Pour Jacques Bajon, directeur d’études d’Idate Digiworld, « la question est : comment les opérateurs TV accélèrent leur transition ? L’adaptation au streaming s’est faite d’abord avec le replay, puis par une offre premium, et enfin par le lancement d’un service hybride. L’étape actuelle concerne l’AVOD, mais il s’agit de repenser l’offre sous toutes ses formes. C’est la réflexion menée au Royaume-Uni par ITV, qui a lancé ITVX ». Cette plateforme de streaming a succédé à ITV Hub, avec une offre sur abonnement ou financée par la publicité, des programmes frais en plus du replay, des programmes quelques mois avant leur diffusion et une offre qui est passée de 4 000 à 15 000 heures. « En France, on ne semble pas en avance », regrette l’expert. Pourtant, le temps presse.
Encadrés
Netflix avec pub, un levier de croissance ?
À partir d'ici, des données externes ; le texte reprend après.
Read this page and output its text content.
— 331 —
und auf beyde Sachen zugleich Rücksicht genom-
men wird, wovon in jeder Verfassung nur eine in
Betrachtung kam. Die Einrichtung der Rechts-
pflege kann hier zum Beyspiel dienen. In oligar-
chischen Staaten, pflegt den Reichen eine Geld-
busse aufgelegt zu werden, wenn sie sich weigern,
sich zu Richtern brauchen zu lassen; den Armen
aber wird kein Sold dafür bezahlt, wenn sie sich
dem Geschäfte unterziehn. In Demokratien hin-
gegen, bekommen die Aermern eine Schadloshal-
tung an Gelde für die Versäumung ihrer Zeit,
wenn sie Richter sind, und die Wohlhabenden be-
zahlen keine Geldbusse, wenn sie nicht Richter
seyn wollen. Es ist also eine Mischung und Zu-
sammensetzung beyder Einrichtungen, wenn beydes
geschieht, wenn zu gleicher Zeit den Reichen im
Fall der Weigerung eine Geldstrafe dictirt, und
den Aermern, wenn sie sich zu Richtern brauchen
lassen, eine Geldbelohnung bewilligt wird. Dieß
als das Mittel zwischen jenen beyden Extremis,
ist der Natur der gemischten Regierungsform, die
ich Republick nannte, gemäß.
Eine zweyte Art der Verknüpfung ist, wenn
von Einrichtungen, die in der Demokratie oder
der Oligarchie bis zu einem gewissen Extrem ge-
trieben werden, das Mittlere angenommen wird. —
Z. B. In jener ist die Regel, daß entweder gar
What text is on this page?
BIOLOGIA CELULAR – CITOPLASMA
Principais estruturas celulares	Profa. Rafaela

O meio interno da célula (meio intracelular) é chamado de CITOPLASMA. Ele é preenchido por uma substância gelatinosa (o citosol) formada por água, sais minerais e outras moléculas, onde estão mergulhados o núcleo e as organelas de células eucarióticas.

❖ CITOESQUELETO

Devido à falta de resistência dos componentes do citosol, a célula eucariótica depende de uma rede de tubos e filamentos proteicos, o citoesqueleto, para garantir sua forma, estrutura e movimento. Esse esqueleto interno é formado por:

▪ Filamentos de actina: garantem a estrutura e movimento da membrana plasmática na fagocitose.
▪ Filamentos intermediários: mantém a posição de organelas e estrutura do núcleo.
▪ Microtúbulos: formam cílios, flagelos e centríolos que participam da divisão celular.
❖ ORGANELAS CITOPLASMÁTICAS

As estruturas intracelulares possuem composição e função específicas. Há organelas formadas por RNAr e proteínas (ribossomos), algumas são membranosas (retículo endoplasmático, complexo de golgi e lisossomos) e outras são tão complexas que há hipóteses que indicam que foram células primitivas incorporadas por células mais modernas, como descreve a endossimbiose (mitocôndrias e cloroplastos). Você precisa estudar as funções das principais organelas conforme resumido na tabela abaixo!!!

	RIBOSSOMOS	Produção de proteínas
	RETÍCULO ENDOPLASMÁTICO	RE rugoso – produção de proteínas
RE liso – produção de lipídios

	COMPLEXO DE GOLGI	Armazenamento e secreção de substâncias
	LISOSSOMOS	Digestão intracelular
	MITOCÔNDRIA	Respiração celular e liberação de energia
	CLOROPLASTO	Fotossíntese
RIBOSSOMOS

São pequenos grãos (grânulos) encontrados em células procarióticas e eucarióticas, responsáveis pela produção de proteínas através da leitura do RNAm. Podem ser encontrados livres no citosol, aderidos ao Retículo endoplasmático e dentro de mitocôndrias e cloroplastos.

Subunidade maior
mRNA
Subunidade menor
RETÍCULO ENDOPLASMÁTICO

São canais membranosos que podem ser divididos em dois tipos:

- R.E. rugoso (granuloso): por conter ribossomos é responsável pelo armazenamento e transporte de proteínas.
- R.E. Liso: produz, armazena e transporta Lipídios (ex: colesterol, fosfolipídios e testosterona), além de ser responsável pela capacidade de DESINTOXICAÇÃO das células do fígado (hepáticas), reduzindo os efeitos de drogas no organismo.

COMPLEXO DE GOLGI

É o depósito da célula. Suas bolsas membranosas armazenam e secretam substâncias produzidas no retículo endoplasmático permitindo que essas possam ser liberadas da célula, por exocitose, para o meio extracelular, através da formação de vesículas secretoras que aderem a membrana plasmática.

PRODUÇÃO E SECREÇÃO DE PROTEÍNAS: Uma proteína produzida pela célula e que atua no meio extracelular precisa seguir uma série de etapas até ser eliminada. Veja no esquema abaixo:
1,4 million d’abonnés auraient souscrit en France à l’offre de Netflix avec de la publicité à fin décembre 2022, selon le baromètre OTT NPA Conseil / Harris Interactive. Ils représenteraient 13,7 % des clients du leader de la SVOD. Plus de six abonnés à cette offre sur dix seraient de nouveaux abonnés, moins de quatre auraient donc changé leur forfait. Avec cette nouvelle offre, Netflix toucherait en France 33,5 % de foyers abonnés, soit une progression de 3,2 points sur trois mois.
Une offre de replay pour publiphobes ?
En lançant 6play Max en octobre dernier, le groupe M6 marchait dans les pas de son concurrent TF1, lequel avait lancé un an plus tôt Mytf1 Max. Ce service payant « correspond au standard premium de visionnage SVOD » en proposant, pour 2,99 euros par mois, des contenus téléchargeables, disponibles 30 jours au lieu de 7 sur le replay gratuit, parfois exclusifs et très souvent sans publicité. Si aucun chiffre n’indique le succès de ces offres, « celles-ci soulignent la problématique de l’acceptabilité de la publicité digitale », estime Bertrand Beaudichon. L’agence qu’il dirige, Initiative, doit lancer une étude sur le sujet et sur « une frange de la population évaluée à 50 % environ ayant ras-le-bol de la publicité dans l’univers numérique ».